The Filipino senator, who lost his World Boxing Organisation title to Horn in front of 51,025 people at Suncorp Stadium on July 2, said his whole fight plan would be different a second time.
"More disciplined," Pacquiao told Filipino website Rappler, "throwing a lot of punches."
Displaying a photo of blood streaming down the side of his head in battle with Horn, Pacquiao tweeted: "I love this sport and until the passion is gone, I will continue to fight for God, my family, my fans and my country."
Even though Pacquiao's American trainer Freddie Roach told magazine Sports Illustrated that he feared Pacquiao was "mad" at him over the loss and complained that he had not been paid after the fight, the former world champ said: "I have no problem with coach Freddie Roach. I'm not the one paying him, it's Bob Arum. The trainer's fee is automatically deducted by (promoters) Top Rank from my purse. So, if coach Freddie has not yet received his payment, we are on the same boat. My purse has not yet been released by Arum."
A rematch is mooted for November with Melbourne's Etihad Stadium able to seat 56,000 people under a retractable roof- vying to steal the fight from Brisbane because of fears over the Queensland heat and prospect of rain late in the year.
Horn welcomes a rematch and says Pacquiao will be an even tougher foe now that he knows all about the Australian's heart and power.
"I shocked him," Horn said.
"I knew all along he thought that I would be an easy fight. He kept saying he wasn't underestimating me all along but I could tell by his body language that he thought I would be just a walk in the park for him.

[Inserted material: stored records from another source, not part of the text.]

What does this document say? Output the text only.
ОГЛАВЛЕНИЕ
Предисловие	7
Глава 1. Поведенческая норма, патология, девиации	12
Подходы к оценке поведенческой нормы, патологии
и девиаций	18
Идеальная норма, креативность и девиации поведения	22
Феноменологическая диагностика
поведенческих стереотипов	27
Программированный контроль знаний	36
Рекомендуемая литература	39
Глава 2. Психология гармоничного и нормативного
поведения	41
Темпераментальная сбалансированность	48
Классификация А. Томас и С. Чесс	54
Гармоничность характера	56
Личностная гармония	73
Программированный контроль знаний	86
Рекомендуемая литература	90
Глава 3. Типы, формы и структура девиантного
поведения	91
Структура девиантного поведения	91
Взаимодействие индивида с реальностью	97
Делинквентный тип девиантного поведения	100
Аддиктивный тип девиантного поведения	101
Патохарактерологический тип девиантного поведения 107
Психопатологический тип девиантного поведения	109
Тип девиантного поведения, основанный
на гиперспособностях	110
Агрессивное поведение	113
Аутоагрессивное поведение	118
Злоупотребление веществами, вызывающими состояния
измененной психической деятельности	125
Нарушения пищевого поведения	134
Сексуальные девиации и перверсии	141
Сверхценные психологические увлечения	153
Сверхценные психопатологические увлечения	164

"I'd love the rematch. I know he'd train harder and be better prepared but I'd beat him even more convincingly than the first time."

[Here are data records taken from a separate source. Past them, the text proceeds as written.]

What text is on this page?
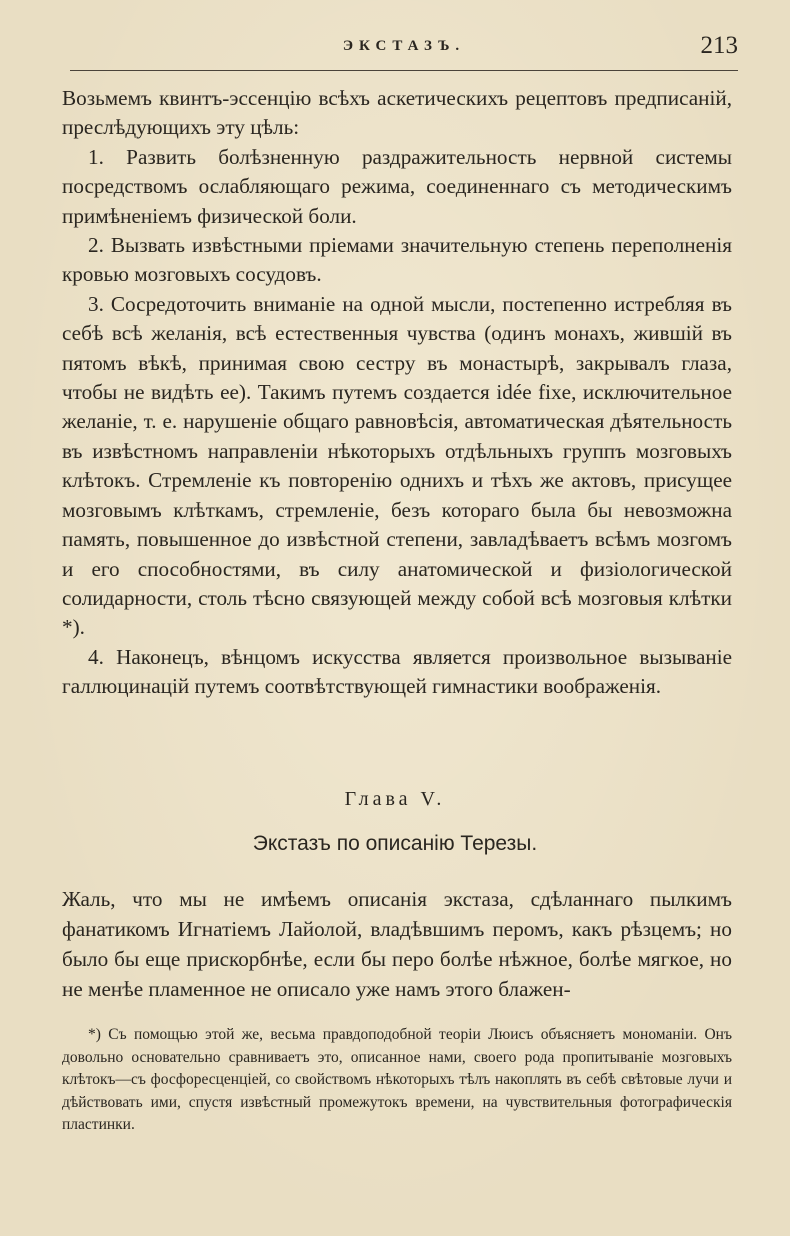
ЭКСТАЗЪ.	213

Возьмемъ квинтъ-эссенцію всѣхъ аскетическихъ рецептовъ предписаній, преслѣдующихъ эту цѣль:

1. Развить болѣзненную раздражительность нервной системы посредствомъ ослабляющаго режима, соединеннаго съ методическимъ примѣненіемъ физической боли.

2. Вызвать извѣстными пріемами значительную степень переполненія кровью мозговыхъ сосудовъ.

3. Сосредоточить вниманіе на одной мысли, постепенно истребляя въ себѣ всѣ желанія, всѣ естественныя чувства (одинъ монахъ, жившій въ пятомъ вѣкѣ, принимая свою сестру въ монастырѣ, закрывалъ глаза, чтобы не видѣть ее). Такимъ путемъ создается idée fixe, исключительное желаніе, т. е. нарушеніе общаго равновѣсія, автоматическая дѣятельность въ извѣстномъ направленіи нѣкоторыхъ отдѣльныхъ группъ мозговыхъ клѣтокъ. Стремленіе къ повторенію однихъ и тѣхъ же актовъ, присущее мозговымъ клѣткамъ, стремленіе, безъ котораго была бы невозможна память, повышенное до извѣстной степени, завладѣваетъ всѣмъ мозгомъ и его способностями, въ силу анатомической и физіологической солидарности, столь тѣсно связующей между собой всѣ мозговыя клѣтки *).

4. Наконецъ, вѣнцомъ искусства является произвольное вызываніе галлюцинацій путемъ соотвѣтствующей гимнастики воображенія.

Глава V.
Экстазъ по описанію Терезы.

Жаль, что мы не имѣемъ описанія экстаза, сдѣланнаго пылкимъ фанатикомъ Игнатіемъ Лайолой, владѣвшимъ перомъ, какъ рѣзцемъ; но было бы еще прискорбнѣе, если бы перо болѣе нѣжное, болѣе мягкое, но не менѣе пламенное не описало уже намъ этого блажен-

*) Съ помощью этой же, весьма правдоподобной теоріи Люисъ объясняетъ мономаніи. Онъ довольно основательно сравниваетъ это, описанное нами, своего рода пропитываніе мозговыхъ клѣтокъ—съ фосфоресценціей, со свойствомъ нѣкоторыхъ тѣлъ накоплять въ себѣ свѣтовые лучи и дѣйствовать ими, спустя извѣстный промежутокъ времени, на чувствительныя фотографическія пластинки.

Horn's trainer Glenn Rushton predicted that Horn would stop Pacquiao inside the distance in a return fight.
"Jeff will only get stronger and better from that victory," said Rushton who first taught Horn to throw a punch when he was a bullied schoolboy 11 years ago.

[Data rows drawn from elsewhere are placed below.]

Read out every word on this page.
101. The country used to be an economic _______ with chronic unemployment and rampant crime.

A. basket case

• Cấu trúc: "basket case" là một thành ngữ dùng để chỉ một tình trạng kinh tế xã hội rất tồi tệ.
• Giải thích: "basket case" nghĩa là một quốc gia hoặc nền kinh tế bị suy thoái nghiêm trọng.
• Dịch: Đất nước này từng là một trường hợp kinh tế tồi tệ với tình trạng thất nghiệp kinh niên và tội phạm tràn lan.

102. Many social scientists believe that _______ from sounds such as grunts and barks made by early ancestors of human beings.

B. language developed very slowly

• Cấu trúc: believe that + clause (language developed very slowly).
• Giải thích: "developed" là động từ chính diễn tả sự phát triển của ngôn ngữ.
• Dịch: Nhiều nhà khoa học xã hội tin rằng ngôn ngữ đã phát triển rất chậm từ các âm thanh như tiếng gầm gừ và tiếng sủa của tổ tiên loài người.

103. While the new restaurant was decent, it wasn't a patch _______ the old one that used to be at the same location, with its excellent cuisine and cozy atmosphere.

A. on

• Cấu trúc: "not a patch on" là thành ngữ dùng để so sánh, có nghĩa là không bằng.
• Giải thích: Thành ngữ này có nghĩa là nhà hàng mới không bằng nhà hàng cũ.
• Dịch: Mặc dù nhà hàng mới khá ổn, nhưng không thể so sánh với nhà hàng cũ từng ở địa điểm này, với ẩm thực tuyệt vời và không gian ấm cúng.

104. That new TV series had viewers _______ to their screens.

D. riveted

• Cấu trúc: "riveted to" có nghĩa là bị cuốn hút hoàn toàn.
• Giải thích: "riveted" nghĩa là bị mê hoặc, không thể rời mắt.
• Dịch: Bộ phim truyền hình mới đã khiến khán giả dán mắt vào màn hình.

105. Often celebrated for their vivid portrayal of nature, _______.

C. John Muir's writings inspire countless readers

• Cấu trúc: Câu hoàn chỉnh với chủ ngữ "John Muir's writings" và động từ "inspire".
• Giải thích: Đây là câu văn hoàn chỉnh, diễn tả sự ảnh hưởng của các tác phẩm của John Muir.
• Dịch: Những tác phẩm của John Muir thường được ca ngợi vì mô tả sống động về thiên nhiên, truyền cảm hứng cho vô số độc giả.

"We'd love the rematch, of course, because we want the big fights but if I was in Manny's corner I would tell him to chase easier fights than Jeff.
"If he wants to make a big payday Manny should go after Britain's former world champ Amir Khan. Amir would be a safer bet than getting chewed up by Jeff Horn again."
Promoter Bob Arum, who staged the Suncorp superfight in partnership with Horn's promoter Duco Events, says he expects to visit Pacquiao in the Philippines in the next two weeks to discuss Pacquiao's future and the prospect of him exercising the rematch clause in his contract.
Horn beat Pacquiao in a rematch of sorts earlier this week when an independent panel of five judges recounted his win over Pacquiao and declared him the victor a second time.
While Pacquiao had accepted the decision with good grace immediately after the fight he declared it "unfair" after arriving back home and he and the Philippines Government protested to the World Boxing Organisation.
Pacquiao was then upset about the recount result as well declaring: "Let the people judge for themselves. People saw what happened.
"We have seen worse judgments in the past where judges manipulated results.
"Nothing surprises me now."
Horn, though, felt vindicated over the recount.
"It gives me evidence behind me that I can just use now. Instead of saying I think I won the fight, now a heap of other people, professionally, think I won the fight," Horn said.
"It's definitely nice to have it finally put on paper.
"I thought I'd won the fight on the day and I think Pacquiao thought it as well. Now just to have it clear in front of us is good."